Children while separated from their parents at school, are being visited by strangers disguised as drag queens and even mermaids (gender diverse), where clearly the aim of the game is to normalise sexualisation and gender orientation in very young children. What moral or professional qualifications do these nameless individuals hold in order to teach the very purest and innocent of minds? What is behind the glitter, make-up and sparkle?
Susan Mason’s message is clear enough: you can make a difference. Parents are the lawful educators of their children and are allowed to decide how and when these sensitive subjects should be taught, and by whom. Challenge the narrative, inform yourself, and in turn inform others. If we don’t speak up now, our youngest of children will no longer be picking apples off trees, jumping in muddy puddles or enjoying all the innocence that goes with being young; they’ll be too taken up with deciding whether to wear a skirt or suit—too busy to be a child.
What can you do?
- Ask your school to see the curriculum and resources used, including videos.
- Invoke the right to withdraw your child from sex education.
- Familiarise yourself with exemption rights.
- Talk to other parents and alert them.
- Circulate leaflets and information.
- Reassure your children; talk to them gently and quietly about what they are being taught.
- SAY NO.
Susan Mason recommends:
Susan Mason’s final word on the matter follows.
While not all schools will deliver bad RSE, significant issues have already emerged over teaching about sex, sexuality and gender in English schools.
Other groups, quite rightly, continue to lobby government, showing sound research and other information that demonstrates that this approach to RSE is not best for children. Experience indicates that these actions alone will not change the direction our nation is being taken in. Only grassroots action will make the difference.
We are looking for people—especially parents—who care enough about children to count the cost, sharing information and standing up for them.
- The government (or nanny state) ignored the result of the RSE public consultation (which was overwhelmingly negative to proposals).
- Sound mainstream child development expertise has often been ignored; therefore, curriculum content cannot be guaranteed to be appropriate for the age and stage of the children.

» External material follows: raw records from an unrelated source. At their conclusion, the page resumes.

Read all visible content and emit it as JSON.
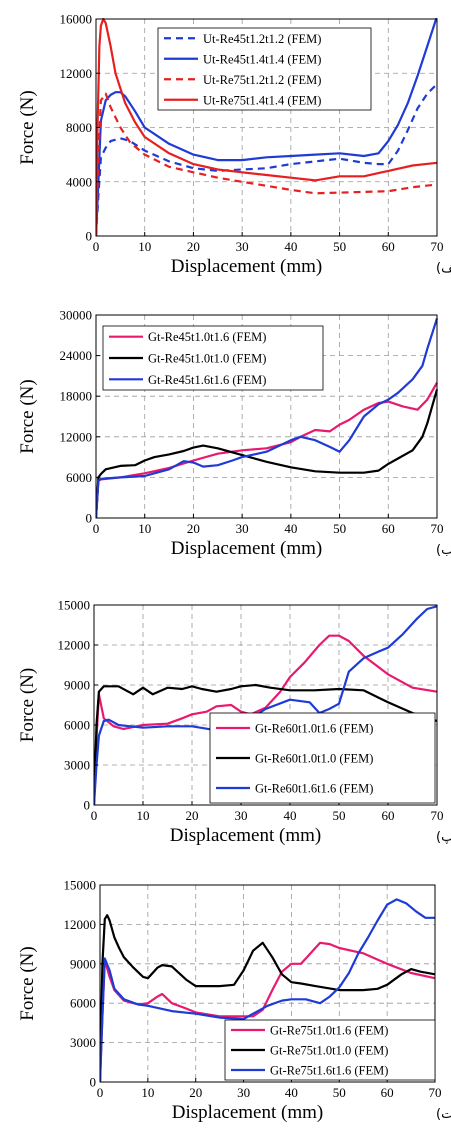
{
  "chart_data": [
    {
      "type": "line",
      "panel_tag": "(الف)",
      "xlabel": "Displacement (mm)",
      "ylabel": "Force (N)",
      "xlim": [
        0,
        70
      ],
      "ylim": [
        0,
        16000
      ],
      "xticks": [
        0,
        10,
        20,
        30,
        40,
        50,
        60,
        70
      ],
      "yticks": [
        0,
        4000,
        8000,
        12000,
        16000
      ],
      "grid": true,
      "legend_position": "top-right",
      "series": [
        {
          "name": "Ut-Re45t1.2t1.2 (FEM)",
          "color": "#1f3bd6",
          "dash": "dashed",
          "x": [
            0,
            0.5,
            1,
            2,
            3,
            5,
            7,
            10,
            15,
            20,
            25,
            30,
            35,
            40,
            45,
            50,
            55,
            58,
            60,
            62,
            64,
            66,
            68,
            70
          ],
          "y": [
            0,
            3000,
            5800,
            6500,
            7000,
            7200,
            7000,
            6300,
            5500,
            5000,
            4800,
            4900,
            5000,
            5300,
            5500,
            5700,
            5400,
            5300,
            5300,
            6300,
            7800,
            9400,
            10500,
            11200
          ]
        },
        {
          "name": "Ut-Re45t1.4t1.4 (FEM)",
          "color": "#1f3bd6",
          "dash": "solid",
          "x": [
            0,
            0.5,
            1,
            2,
            3,
            4,
            5,
            6,
            8,
            10,
            15,
            20,
            25,
            30,
            35,
            40,
            45,
            50,
            55,
            58,
            60,
            62,
            64,
            66,
            68,
            70
          ],
          "y": [
            0,
            4000,
            8500,
            10000,
            10400,
            10600,
            10600,
            10300,
            9200,
            8000,
            6800,
            6000,
            5600,
            5600,
            5800,
            5900,
            6000,
            6100,
            5900,
            6100,
            7000,
            8200,
            9800,
            11800,
            14000,
            16200
          ]
        },
        {
          "name": "Ut-Re75t1.2t1.2 (FEM)",
          "color": "#e62020",
          "dash": "dashed",
          "x": [
            0,
            0.5,
            1,
            2,
            3,
            5,
            7,
            10,
            15,
            20,
            25,
            30,
            35,
            40,
            45,
            50,
            55,
            60,
            65,
            70
          ],
          "y": [
            0,
            6000,
            10000,
            10500,
            9500,
            8000,
            6900,
            6000,
            5100,
            4700,
            4300,
            4000,
            3700,
            3400,
            3150,
            3200,
            3250,
            3300,
            3600,
            3800
          ]
        },
        {
          "name": "Ut-Re75t1.4t1.4 (FEM)",
          "color": "#e62020",
          "dash": "solid",
          "x": [
            0,
            0.3,
            0.7,
            1,
            1.5,
            2,
            3,
            4,
            6,
            8,
            10,
            15,
            20,
            25,
            30,
            35,
            40,
            45,
            50,
            55,
            60,
            65,
            70
          ],
          "y": [
            0,
            8000,
            14000,
            15500,
            16000,
            15700,
            14000,
            12000,
            9800,
            8400,
            7300,
            6100,
            5300,
            4900,
            4700,
            4500,
            4300,
            4100,
            4400,
            4400,
            4800,
            5200,
            5400
          ]
        }
      ]
    },
    {
      "type": "line",
      "panel_tag": "(ب)",
      "xlabel": "Displacement (mm)",
      "ylabel": "Force (N)",
      "xlim": [
        0,
        70
      ],
      "ylim": [
        0,
        30000
      ],
      "xticks": [
        0,
        10,
        20,
        30,
        40,
        50,
        60,
        70
      ],
      "yticks": [
        0,
        6000,
        12000,
        18000,
        24000,
        30000
      ],
      "grid": true,
      "legend_position": "top-left",
      "series": [
        {
          "name": "Gt-Re45t1.0t1.6 (FEM)",
          "color": "#e8196e",
          "dash": "solid",
          "x": [
            0,
            0.5,
            1,
            5,
            10,
            15,
            20,
            25,
            30,
            35,
            40,
            42,
            45,
            48,
            50,
            52,
            55,
            58,
            60,
            63,
            66,
            68,
            70
          ],
          "y": [
            0,
            5500,
            5700,
            6000,
            6600,
            7400,
            8500,
            9500,
            10000,
            10300,
            11200,
            12000,
            13000,
            12800,
            13800,
            14500,
            16000,
            17000,
            17200,
            16500,
            16000,
            17500,
            20000
          ]
        },
        {
          "name": "Gt-Re45t1.0t1.0 (FEM)",
          "color": "#000000",
          "dash": "solid",
          "x": [
            0,
            0.5,
            1,
            2,
            5,
            8,
            10,
            12,
            15,
            18,
            20,
            22,
            25,
            30,
            35,
            40,
            45,
            50,
            55,
            58,
            60,
            62,
            65,
            67,
            68,
            70
          ],
          "y": [
            0,
            6000,
            6500,
            7200,
            7700,
            7800,
            8500,
            9000,
            9400,
            9900,
            10400,
            10700,
            10300,
            9300,
            8300,
            7500,
            6900,
            6700,
            6700,
            7000,
            8000,
            8800,
            10000,
            12000,
            14000,
            19000
          ]
        },
        {
          "name": "Gt-Re45t1.6t1.6 (FEM)",
          "color": "#1f3bd6",
          "dash": "solid",
          "x": [
            0,
            0.5,
            1,
            5,
            10,
            15,
            18,
            20,
            22,
            25,
            28,
            30,
            35,
            40,
            42,
            45,
            48,
            50,
            52,
            55,
            58,
            60,
            62,
            65,
            67,
            68,
            70
          ],
          "y": [
            0,
            5500,
            5800,
            6000,
            6200,
            7200,
            8400,
            8200,
            7600,
            7800,
            8500,
            9000,
            9800,
            11500,
            12000,
            11500,
            10500,
            9800,
            11500,
            15000,
            16800,
            17500,
            18500,
            20500,
            22500,
            25000,
            29500
          ]
        }
      ]
    },
    {
      "type": "line",
      "panel_tag": "(پ)",
      "xlabel": "Displacement (mm)",
      "ylabel": "Force (N)",
      "xlim": [
        0,
        70
      ],
      "ylim": [
        0,
        15000
      ],
      "xticks": [
        0,
        10,
        20,
        30,
        40,
        50,
        60,
        70
      ],
      "yticks": [
        0,
        3000,
        6000,
        9000,
        12000,
        15000
      ],
      "grid": true,
      "legend_position": "bottom-right",
      "series": [
        {
          "name": "Gt-Re60t1.0t1.6 (FEM)",
          "color": "#e8196e",
          "dash": "solid",
          "x": [
            0,
            0.5,
            1,
            2,
            4,
            6,
            10,
            15,
            18,
            20,
            23,
            25,
            28,
            30,
            32,
            35,
            38,
            40,
            43,
            46,
            48,
            50,
            52,
            55,
            60,
            65,
            70
          ],
          "y": [
            0,
            5000,
            8300,
            6500,
            5900,
            5700,
            6000,
            6100,
            6500,
            6800,
            7000,
            7400,
            7500,
            7000,
            6800,
            7300,
            8500,
            9600,
            10700,
            12000,
            12700,
            12700,
            12300,
            11200,
            9800,
            8800,
            8500
          ]
        },
        {
          "name": "Gt-Re60t1.0t1.0 (FEM)",
          "color": "#000000",
          "dash": "solid",
          "x": [
            0,
            0.5,
            1,
            2,
            5,
            8,
            10,
            12,
            15,
            18,
            20,
            22,
            25,
            28,
            30,
            33,
            36,
            40,
            45,
            50,
            55,
            60,
            65,
            70
          ],
          "y": [
            0,
            6000,
            8500,
            8900,
            8900,
            8300,
            8800,
            8300,
            8800,
            8700,
            8900,
            8700,
            8500,
            8700,
            8900,
            9000,
            8800,
            8600,
            8600,
            8700,
            8600,
            7700,
            6900,
            6300
          ]
        },
        {
          "name": "Gt-Re60t1.6t1.6 (FEM)",
          "color": "#1f3bd6",
          "dash": "solid",
          "x": [
            0,
            0.5,
            1,
            2,
            3,
            5,
            10,
            15,
            20,
            25,
            30,
            35,
            40,
            44,
            46,
            48,
            50,
            52,
            55,
            58,
            60,
            63,
            66,
            68,
            70
          ],
          "y": [
            0,
            3000,
            5200,
            6300,
            6400,
            6000,
            5800,
            5900,
            5900,
            5600,
            6000,
            7200,
            7900,
            7700,
            6900,
            7200,
            7600,
            10000,
            11000,
            11500,
            11800,
            12800,
            14000,
            14700,
            14900
          ]
        }
      ]
    },
    {
      "type": "line",
      "panel_tag": "(ت)",
      "xlabel": "Displacement (mm)",
      "ylabel": "Force (N)",
      "xlim": [
        0,
        70
      ],
      "ylim": [
        0,
        15000
      ],
      "xticks": [
        0,
        10,
        20,
        30,
        40,
        50,
        60,
        70
      ],
      "yticks": [
        0,
        3000,
        6000,
        9000,
        12000,
        15000
      ],
      "grid": true,
      "legend_position": "bottom-right",
      "series": [
        {
          "name": "Gt-Re75t1.0t1.6 (FEM)",
          "color": "#e8196e",
          "dash": "solid",
          "x": [
            0,
            0.5,
            1,
            2,
            3,
            5,
            8,
            10,
            12,
            13,
            15,
            18,
            20,
            25,
            30,
            32,
            34,
            36,
            38,
            40,
            42,
            44,
            46,
            48,
            50,
            55,
            60,
            65,
            70
          ],
          "y": [
            0,
            5000,
            9300,
            8000,
            7000,
            6200,
            5900,
            6000,
            6500,
            6700,
            6000,
            5600,
            5300,
            5000,
            5000,
            5000,
            5500,
            7000,
            8400,
            9000,
            9000,
            9800,
            10600,
            10500,
            10200,
            9800,
            9000,
            8300,
            7900
          ]
        },
        {
          "name": "Gt-Re75t1.0t1.0 (FEM)",
          "color": "#000000",
          "dash": "solid",
          "x": [
            0,
            0.5,
            1,
            1.5,
            2,
            3,
            4,
            5,
            7,
            9,
            10,
            12,
            13,
            15,
            18,
            20,
            25,
            28,
            30,
            32,
            34,
            36,
            38,
            40,
            42,
            45,
            50,
            55,
            58,
            60,
            63,
            65,
            67,
            70
          ],
          "y": [
            0,
            9000,
            12400,
            12700,
            12300,
            11000,
            10200,
            9500,
            8700,
            8000,
            7900,
            8700,
            8900,
            8800,
            7800,
            7300,
            7300,
            7400,
            8500,
            10000,
            10600,
            9500,
            8200,
            7600,
            7500,
            7300,
            7000,
            7000,
            7100,
            7400,
            8200,
            8600,
            8400,
            8200
          ]
        },
        {
          "name": "Gt-Re75t1.6t1.6 (FEM)",
          "color": "#1f3bd6",
          "dash": "solid",
          "x": [
            0,
            0.5,
            1,
            2,
            3,
            5,
            8,
            10,
            15,
            20,
            25,
            30,
            32,
            35,
            38,
            40,
            43,
            46,
            48,
            50,
            52,
            54,
            56,
            58,
            60,
            62,
            64,
            66,
            68,
            70
          ],
          "y": [
            0,
            5000,
            9400,
            8500,
            7100,
            6300,
            5900,
            5800,
            5400,
            5200,
            4900,
            4800,
            5200,
            5800,
            6200,
            6300,
            6300,
            6000,
            6500,
            7200,
            8300,
            9800,
            11000,
            12300,
            13500,
            13900,
            13600,
            13000,
            12500,
            12500
          ]
        }
      ]
    }
  ]
}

- Parental rights enshrined in the Human Rights Act of 1998 and the Education Act 1996 have been ignored: the state is breaking the law.
- Religious rights, including protection of the religious characteristic in the Equalities Act 2010, have been ignored—making it, in practice, the Inequalities Act.
- The nanny state has ignored many concerns of those promoting children’s health and wellbeing about the ill-advised nature of this curriculum.
It’s up to us to take action, then. It’s important that parents, teachers and all those concerned about children take a stand to protect them from confusion and premature sexualisation in schools.